Petra Roser, Geschäftsführerin Stadthalle Reutlingen
„Anstatt Veranstaltungen zu organisieren, haben wir uns in der Pandemie vor allem mit juristischen Fragen beschäftigt. Wenn ich ganz ehrlich bin, hatte ich den Eindruck, dass Bund und Länder es sich da oft leicht gemacht und die Frage, wie die Coronaverordnungen umgesetzt werden können, auf die Betriebe abgewälzt haben. Das Ende der Maßnahmen und die endlich wieder sinkenden Fallzahlen lassen mich daher hoffen, dass jetzt die Rückkehr zu so etwas wie Normalität beginnt. Sowohl für die Veranstaltungsbranche als auch für die damit verbundenen Gewerbe wie Hotellerie und Gastronomie wird das allerdings ein langer Weg. Viele Veranstalter verschieben ihre Termine derzeit auf den Herbst oder gleich ins nächste Jahr, weil ihnen das Risiko kurzfristiger Ausfälle zu groß ist.

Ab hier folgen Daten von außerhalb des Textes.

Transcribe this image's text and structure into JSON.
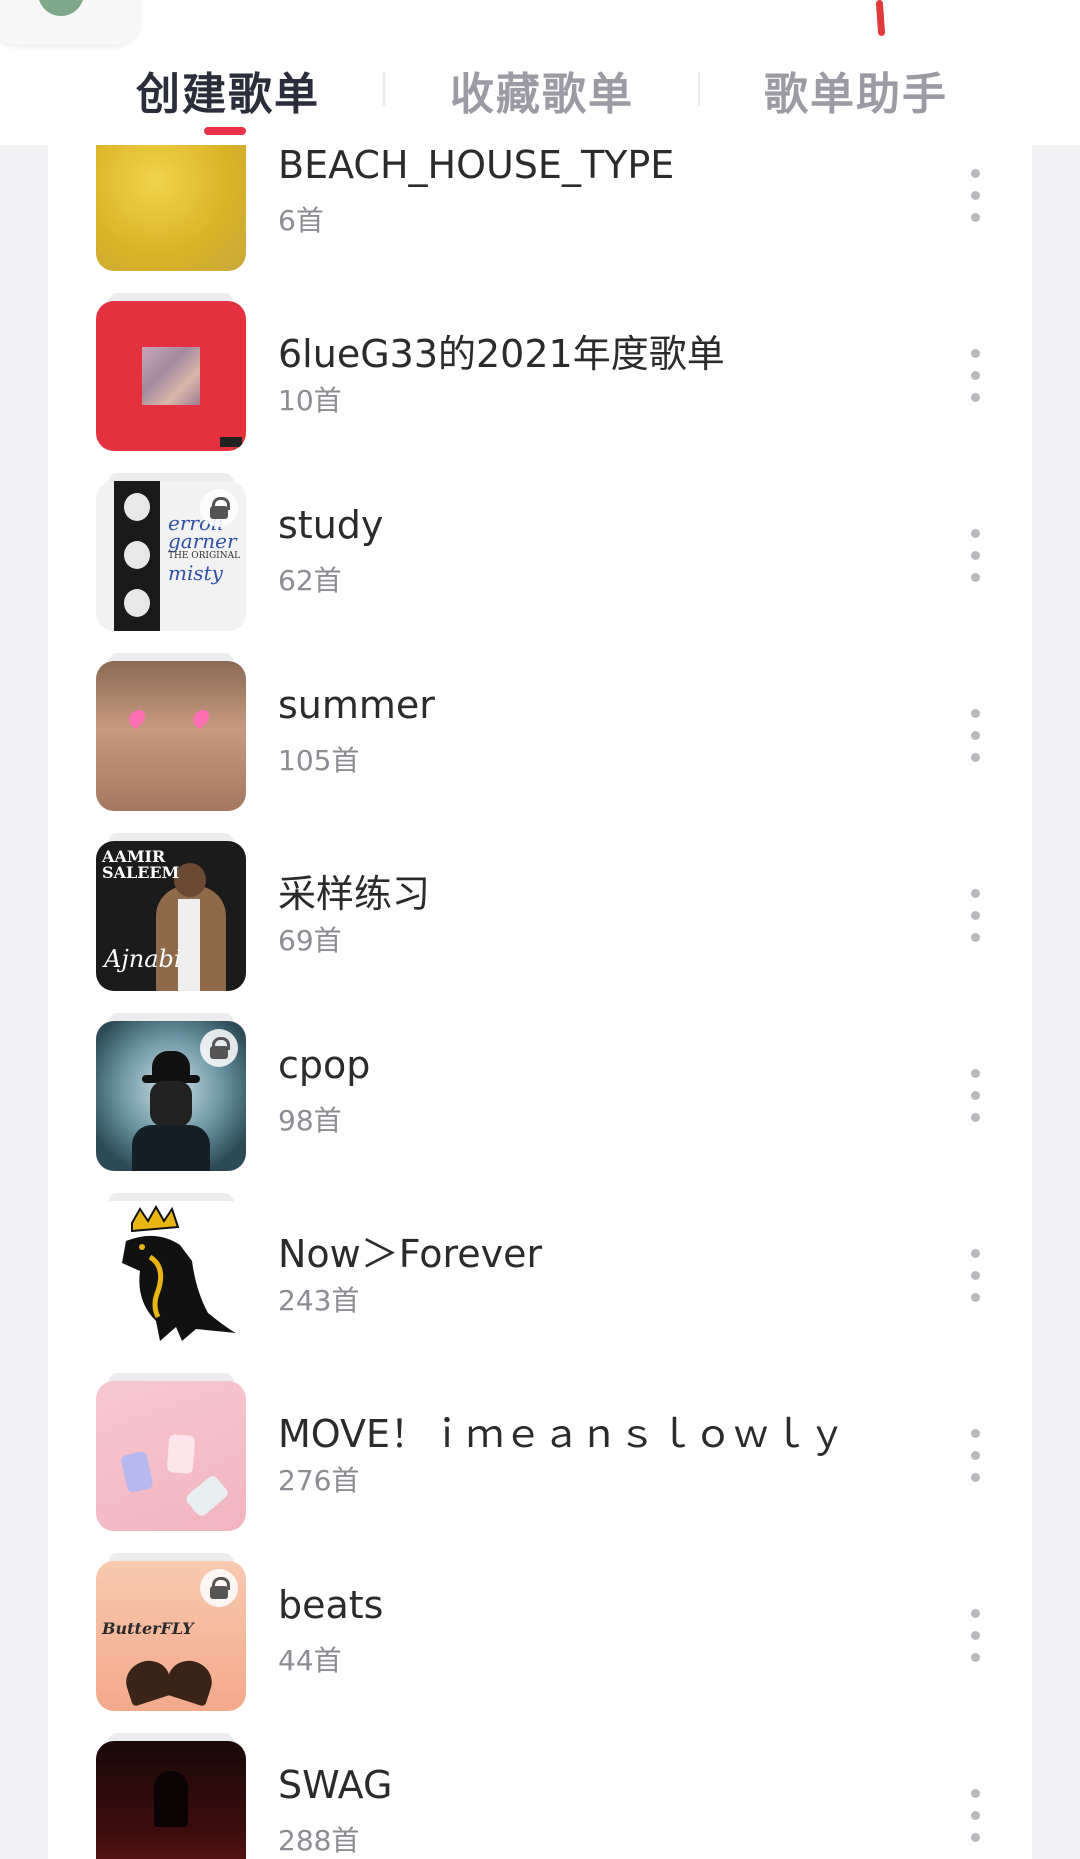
{
  "tabs": [
    {
      "label": "创建歌单",
      "active": true
    },
    {
      "label": "收藏歌单",
      "active": false
    },
    {
      "label": "歌单助手",
      "active": false
    }
  ],
  "colors": {
    "accent": "#e8324a",
    "active_tab": "#2b2d3a",
    "inactive_tab": "#9b9ba3",
    "count_text": "#8c8c92"
  },
  "playlists": [
    {
      "title": "BEACH_HOUSE_TYPE",
      "count": "6首",
      "locked": false,
      "cover": "yellow-abstract-cover"
    },
    {
      "title": "6lueG33的2021年度歌单",
      "count": "10首",
      "locked": false,
      "cover": "red-pixel-cover"
    },
    {
      "title": "study",
      "count": "62首",
      "locked": true,
      "cover": "erroll-garner-misty-cover",
      "cover_text": [
        "erroll",
        "garner",
        "THE ORIGINAL",
        "misty"
      ]
    },
    {
      "title": "summer",
      "count": "105首",
      "locked": false,
      "cover": "face-heart-eyes-cover"
    },
    {
      "title": "采样练习",
      "count": "69首",
      "locked": false,
      "cover": "aamir-saleem-ajnabi-cover",
      "cover_text": [
        "AAMIR",
        "SALEEM",
        "Ajnabi"
      ]
    },
    {
      "title": "cpop",
      "count": "98首",
      "locked": true,
      "cover": "gas-mask-figure-cover"
    },
    {
      "title": "Now＞Forever",
      "count": "243首",
      "locked": false,
      "cover": "crowned-dinosaur-cover"
    },
    {
      "title": "MOVE！ｉｍｅａｎｓｌｏｗｌｙ",
      "count": "276首",
      "locked": false,
      "cover": "pastel-cans-cover"
    },
    {
      "title": "beats",
      "count": "44首",
      "locked": true,
      "cover": "butterfly-cover",
      "cover_text": [
        "ButterFLY"
      ]
    },
    {
      "title": "SWAG",
      "count": "288首",
      "locked": false,
      "cover": "dark-red-figure-cover"
    }
  ]
}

Erschwerend kommt außerdem hinzu, dass internationale Tourneen und Kongresse geöffnete Grenzen voraussetzen – und kaum, dass sich das Infektionsgeschehen beruhigt, folgt mit dem Ukraine-Krieg direkt die nächste globale Krise.“ /

Petra RoserFoto: PR
Ferenc RottFoto: PR

Ferenc Rott, Geschäftsführer TuS Metzingen Handball-Bundesliga GmbH
„Als sich die Corona-Lage im Frühjahr 2020 zuspitzte, wurde die Meisterschaft der Handball-Bundesliga abgebrochen. Daher waren wir froh, dass wir im Herbst wieder spielen konnten, auch wenn es eine Saison ohne Zuschauerinnen und Zuschauer wurde. Wir wissen, dass wir damit zu den Privilegierten zählen: Die Bundesliga durfte weitermachen, während unterklassige Mannschaften aussetzen mussten. Seit Herbst 2021 sind wieder begrenzte Zuschauerzahlen möglich, aber mit Maske und Abstand ist die Stimmung natürlich eine ganz andere als in der ausverkauften Halle mit 1.100 Fans. Auch wenn ich insgesamt optimistisch bin, glaube ich nicht, dass wir direkt nach Ende der Maßnahmen an Zahlen wie diese anknüpfen können: Wir müssen abwarten, wie sich die Situation entwickelt – nicht nur für die Fans, auch für die Mannschaften. Wir haben aktuell drei Heimspiele nachzuholen, die aufgrund von Corona-Fällen verschoben wurden, und hoffen, dass nicht kurz vor Saisonende noch jemand erkrankt und wir in Verlängerung gehen müssen.“ /

(Diese Statements erschienen in der WNA-Ausgabe 6/2022.)